The never-ending game. The poker-faced, Alice-banded girl locked in eternal combat with the gurning stuffed clown.
This tale of chalk, sweat and leers will be familiar to any Briton who has ever switched on a TV.
Test Card F - an eye-baffling arrangement of lines and coloured bars with the photo of Carole Hersee mid-game at its centre - has graced British TV screens since 1967.
The BBC card has clocked up a serious chunk of airtime. Transmitted when TV stations closed down for the night and during the working day when no programmes were broadcast, Test Card F has been shown for an estimated 70,000 hours.
F for ever
Even the longest running TV soap operas can only boast a fraction of this airtime.
That dear old F has lasted for 34 years is somewhat surprising. The preceding five test cards displayed all the staying power of a Spinal Tap drummer.
Not bad for something intended to check the synchronisation, saturation, linearity and convergence of your TV picture.
Prior to the advent of the colour signal, professionals installing TV sets happily made do with coolly scientific test cards for fine-tuning reception.
Old grey TV test
Colour TV presented new problems. It was deemed necessary to include a picture of a person on the new test card so adjustments could be made for flesh tones.
BBC engineer George Hersee dashed off some snapshots of his daughters, Carole and Gillian, for a mock-up of Test Card F, not thinking either of the girls would actually make it to the screen.
So back into the photographer's studio went Carole.

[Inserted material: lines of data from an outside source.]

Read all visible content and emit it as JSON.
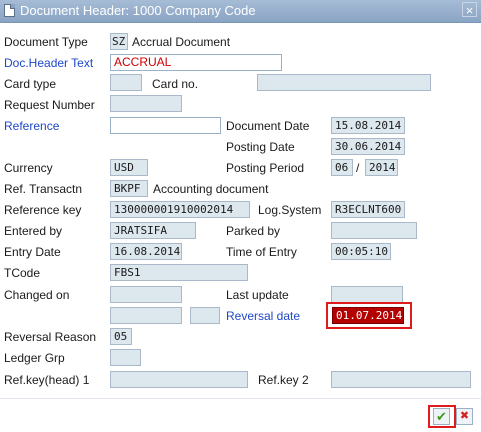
{
  "window": {
    "title": "Document Header: 1000 Company Code",
    "close_icon": "×"
  },
  "labels": {
    "document_type": "Document Type",
    "doc_header_text": "Doc.Header Text",
    "card_type": "Card type",
    "card_no": "Card no.",
    "request_number": "Request Number",
    "reference": "Reference",
    "document_date": "Document Date",
    "posting_date": "Posting Date",
    "currency": "Currency",
    "posting_period": "Posting Period",
    "ref_transactn": "Ref. Transactn",
    "reference_key": "Reference key",
    "log_system": "Log.System",
    "entered_by": "Entered by",
    "parked_by": "Parked by",
    "entry_date": "Entry Date",
    "time_of_entry": "Time of Entry",
    "tcode": "TCode",
    "changed_on": "Changed on",
    "last_update": "Last update",
    "reversal_date": "Reversal date",
    "reversal_reason": "Reversal Reason",
    "ledger_grp": "Ledger Grp",
    "ref_key_head_1": "Ref.key(head) 1",
    "ref_key_2": "Ref.key 2"
  },
  "values": {
    "document_type": "SZ",
    "document_type_desc": "Accrual Document",
    "doc_header_text": "ACCRUAL",
    "card_type": "",
    "card_no": "",
    "request_number": "",
    "reference": "",
    "document_date": "15.08.2014",
    "posting_date": "30.06.2014",
    "currency": "USD",
    "posting_period": "06",
    "period_separator": "/",
    "posting_year": "2014",
    "ref_transactn": "BKPF",
    "ref_transactn_desc": "Accounting document",
    "reference_key": "130000001910002014",
    "log_system": "R3ECLNT600",
    "entered_by": "JRATSIFA",
    "parked_by": "",
    "entry_date": "16.08.2014",
    "time_of_entry": "00:05:10",
    "tcode": "FBS1",
    "changed_on": "",
    "last_update": "",
    "extra_1": "",
    "extra_2": "",
    "reversal_date": "01.07.2014",
    "reversal_reason": "05",
    "ledger_grp": "",
    "ref_key_head_1": "",
    "ref_key_2": ""
  },
  "buttons": {
    "confirm_icon": "✔",
    "cancel_icon": "✖"
  },
  "colors": {
    "highlight": "#e01b1b",
    "link_label": "#1f47c8",
    "field_bg": "#dde7ee",
    "selected_bg": "#b30000"
  }
}
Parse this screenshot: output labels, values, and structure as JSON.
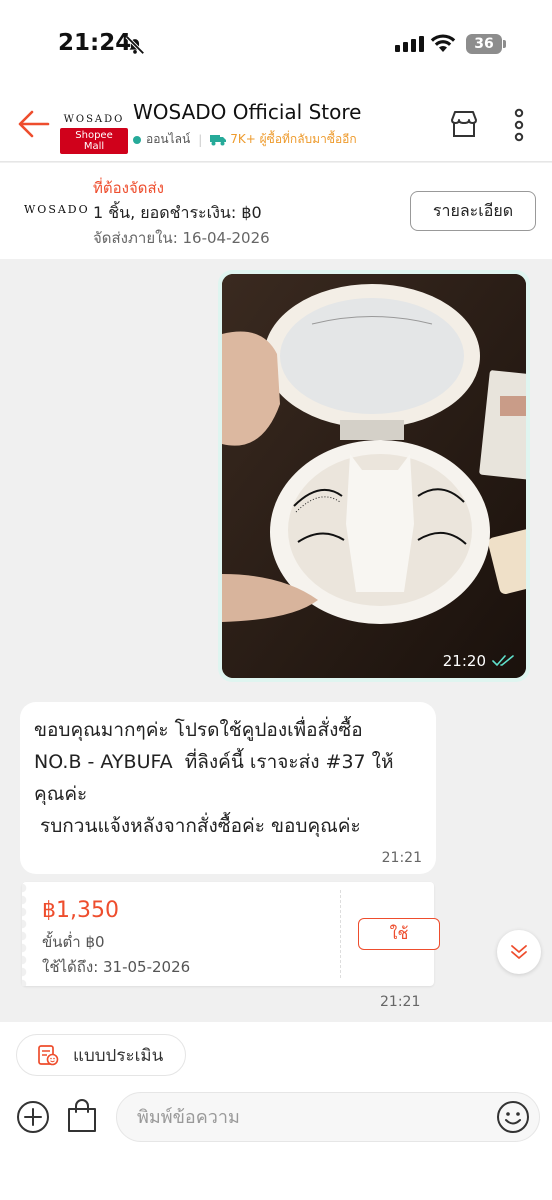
{
  "status_bar": {
    "time": "21:24",
    "battery": "36"
  },
  "header": {
    "logo_text": "WOSADO",
    "mall_badge": "Shopee Mall",
    "store_name": "WOSADO Official Store",
    "online_status": "ออนไลน์",
    "repeat_buyers": "7K+ ผู้ซื้อที่กลับมาซื้ออีก"
  },
  "order": {
    "logo_text": "WOSADO",
    "status": "ที่ต้องจัดส่ง",
    "summary": "1 ชิ้น, ยอดชำระเงิน: ฿0",
    "ship_by": "จัดส่งภายใน: 16-04-2026",
    "detail_button": "รายละเอียด"
  },
  "messages": {
    "image_time": "21:20",
    "text_lines": [
      "ขอบคุณมากๆค่ะ โปรดใช้คูปองเพื่อสั่งซื้อ",
      "NO.B - AYBUFA  ที่ลิงค์นี้ เราจะส่ง #37 ให้",
      "คุณค่ะ",
      " รบกวนแจ้งหลังจากสั่งซื้อค่ะ ขอบคุณค่ะ"
    ],
    "text_time": "21:21",
    "voucher": {
      "amount": "฿1,350",
      "min_spend": "ขั้นต่ำ ฿0",
      "valid_until": "ใช้ได้ถึง: 31-05-2026",
      "use_button": "ใช้"
    },
    "voucher_time": "21:21"
  },
  "bottom": {
    "review_label": "แบบประเมิน",
    "input_placeholder": "พิมพ์ข้อความ"
  },
  "colors": {
    "accent": "#ee4d2d",
    "online": "#26aa99",
    "repeat": "#ee9b2d",
    "image_bubble": "#dff5f0"
  }
}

The result was the now famous noughts and crosses picture.
Charming though they are, the props surrounding Carole - the stuffed toy and blackboard - serve a purpose.
The chalk cross was cunningly located to help engineers centre your TV picture. Mr Hersee once admitted the BBC considered using an Asian model with a bindi forehead marking to fulfil this role.
However, the white cross on its black background proved more versatile. With colour images made up of overlapping red, green and blue, poor "convergence" of these shows up as "colour fringing" on the cross.
Even the somewhat unsettling clown has a technical purpose. Colour TVs filter red, green and blue signals from the black and white ones and decode them separately.
If that is the case, the yellow of the clown's buttons jumps to the right, leaving the buttons themselves plain white.
Test Card F has travelled around the world - with some foreign broadcasters choosing to replace Carole with a local child.
Carole Hersee, now a grown-up mother of two, has long wished her youthful image would vanish from British screens too. The photo earned her a mere £100 (about 0.01p per hour of transmission) and the scorn of her schoolmates.
"I became fed up hearing about it. It should have gone years ago."
Though Test Card F has been adapted for use in the digital, widescreen age, it is slowly disappearing from our screens thanks to our evolving 24-hour culture and the video recorder.
"The BBC is in the business of broadcasting programmes not the test card," says a long-serving corporation engineer.
Acerbic TV critic Victor Lewis-Smith is not so sure Test Card F's passing is a sign of progress. He says the quality of some of today's TV offerings "frequently make me long for its return".
Share your memories of the Test Card:
As a child I remember waking early on a Sunday morning and staring at it for what seemed like forever, waiting for the kids TV to start.
Does anyone remember the TV test films broadcast weekday afternoons long before "proper" daytime television. Many were supplied by companies and covered subjects such as the workings of the internal combustion engine and a tour of the Philips laboratories in Utrecht in the Netherlands. Where did they go? They were very impressive to a six year old!
I too have fond & enduring memories of Test Card F - has anyone thought of creating a PC wallpaper from it? If so where can I find it?
I have many fond memories of Test Card F. None more so than on the numerous occasions when I've woken up on the sofa at 4am, surrounded by beer cans, bottles of vodka, and remnants of kebab, to find the smiling face of Carole Hersee and her chum mid-way through a game of noughts and crosses. It's a British institution.
I grew up with Test Card F - I have lived in Mozambique for 4 years now, and seeing that image today has given me a warm, comforting feeling - a true sense of home and happy times.
My sister, who is now 27, has an irrational fear of the Test Card, particularly the clown. She used to have nightmares when she was very young that the clown would jump out of the television and kill her. Even now, if she sees the picture on the screen (this includes the opening credits of It's Only T.V. But I Like It), she asks me to change channels. I wonder if anyone else has this Test Card-phobia?
Did the girl or the puppet win?
I well remember Test Card F being broadcast in New Zealand for decades, especially prior to 24-hour TV.
Dave, (And anyone else who is interested!),
You can download the testcard wallpaper here: www.bbc.co.uk/cult/retro/bbc/classic/index.shtml [see Internet Links].
Now I'm being driven to distraction wondering what on earth Test Cards A-E looked like!
Surely, there is the makings of a
best-selling coffee-table book here?
Test Card F is a superb peice of engineering. As a TV engineer it only took one glance of the Test Card or listen to a snippet of the familiar test card music to localise and clear many a fault. I hope the BBC will run a programme paying tribute to George Hersee or perhaps have a Test Card F day.